Depuis le 21 juillet, le lieutenant-general Simonds travaille sur l'offensive vers l'est, quand Montgomery lui demande de planifier dans l'urgence l'opération Spring. Elle doit pouvoir être lancée au plus tôt, pour contrebalancer l'opération Cobra qui est prévue initialement pour le 20 juillet mais retardée jusqu'au 24 pour cause de mauvais temps.

Simonds prévoit l'opération en trois phases:

La prise de la ligne de front allemande May-Verrières-Tilly, avec la ligne de crête Verrières-Tilly, en première partie de la nuit ; L’ouverture du front par la prise de Fontenay-le-Marmion, Rocquancourt et Garcelles-Secqueville en deuxième partie de la nuit ; En cas de succès, idéalement au lever du jour, l'exploitation par la prise des hauteurs de Cintheaux et de l'éperon de Cramesnil.

Si l'opération aboutit à l'écroulement des forces allemandes et avec l'engagement des régiments de reconnaissance, il envisage des véhicules blindés sur la rivière du Laizon à la tombée du jour et pourquoi pas ensuite Falaise.

En préalable, le Queen's Own Cameron Highlanders of Canada doit s'assurer de Saint-André-sur-Orne et Saint-Martin-de-Fontenay pour dégager la ligne de départ des bataillons qui le suivent.

Le Calgary Highlanders doit prendre May-sur-Orne, suivi par le Black Watch avec Fontenay-le-Marmion pour objectif après s'être assuré l'ouest de la crête. Leurs actions sont appuyées par les chars du squadron B des 1st Hussars.

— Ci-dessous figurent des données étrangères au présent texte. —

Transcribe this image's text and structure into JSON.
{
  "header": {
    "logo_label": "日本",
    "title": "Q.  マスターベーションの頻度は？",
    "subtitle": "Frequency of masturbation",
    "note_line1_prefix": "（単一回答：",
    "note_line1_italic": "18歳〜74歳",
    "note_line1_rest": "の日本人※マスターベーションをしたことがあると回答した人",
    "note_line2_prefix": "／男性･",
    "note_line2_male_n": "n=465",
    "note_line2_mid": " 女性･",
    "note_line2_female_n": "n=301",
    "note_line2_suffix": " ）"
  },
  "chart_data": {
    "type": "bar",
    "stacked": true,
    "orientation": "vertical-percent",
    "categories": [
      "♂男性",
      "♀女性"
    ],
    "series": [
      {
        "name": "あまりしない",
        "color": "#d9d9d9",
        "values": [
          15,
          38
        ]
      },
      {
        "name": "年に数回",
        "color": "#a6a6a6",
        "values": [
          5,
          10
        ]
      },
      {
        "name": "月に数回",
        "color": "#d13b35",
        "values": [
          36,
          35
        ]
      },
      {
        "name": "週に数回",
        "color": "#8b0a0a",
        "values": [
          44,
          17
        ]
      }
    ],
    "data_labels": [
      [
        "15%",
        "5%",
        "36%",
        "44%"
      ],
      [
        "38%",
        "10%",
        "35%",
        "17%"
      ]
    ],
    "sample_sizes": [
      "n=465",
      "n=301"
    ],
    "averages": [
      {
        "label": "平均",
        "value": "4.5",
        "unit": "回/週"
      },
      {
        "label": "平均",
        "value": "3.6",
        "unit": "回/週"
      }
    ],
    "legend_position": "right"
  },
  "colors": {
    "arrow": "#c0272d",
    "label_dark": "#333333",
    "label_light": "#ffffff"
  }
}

Le Royal Hamilton Light Infantry prend en charge le village de Verrières en haut de la crête avec l'appui des chars du 1er Royal Tank regiment. Il est suivi par le Royal Regiment of Canada qui a pour objectif Rocquancourt avec l'appui des chars du squadron C des 1st Hussars.

Tilly-la-Campagne est l'objectif assigné au North Nova Scotia Highlanders avec l'appui des chars du squadron B du Fort Garry Horse. Suit le Stormont, Dundas and Glengarry Highlanders avec Garcelles-Secqueville pour objectif.


Artillerie royale au sud de Caen été 1944

Simonds mobilise également l'artillerie de campagne qui doit soutenir à heure précise l'avancée de l'infanterie et éclairer les lieux de combat au fumigène pour permettre l'intervention de l'appui aérien. Cet appui d'artillerie est confié au 3e groupe d'artillerie canadien, aux régiments de campagne des deux divisions canadiennes et au 19e régiment de campagne de l'Artillerie royale canadienne ainsi qu’au 25e régiment de campagne et au 3 e et 8 e groupe de l'Artillerie royale anglaise.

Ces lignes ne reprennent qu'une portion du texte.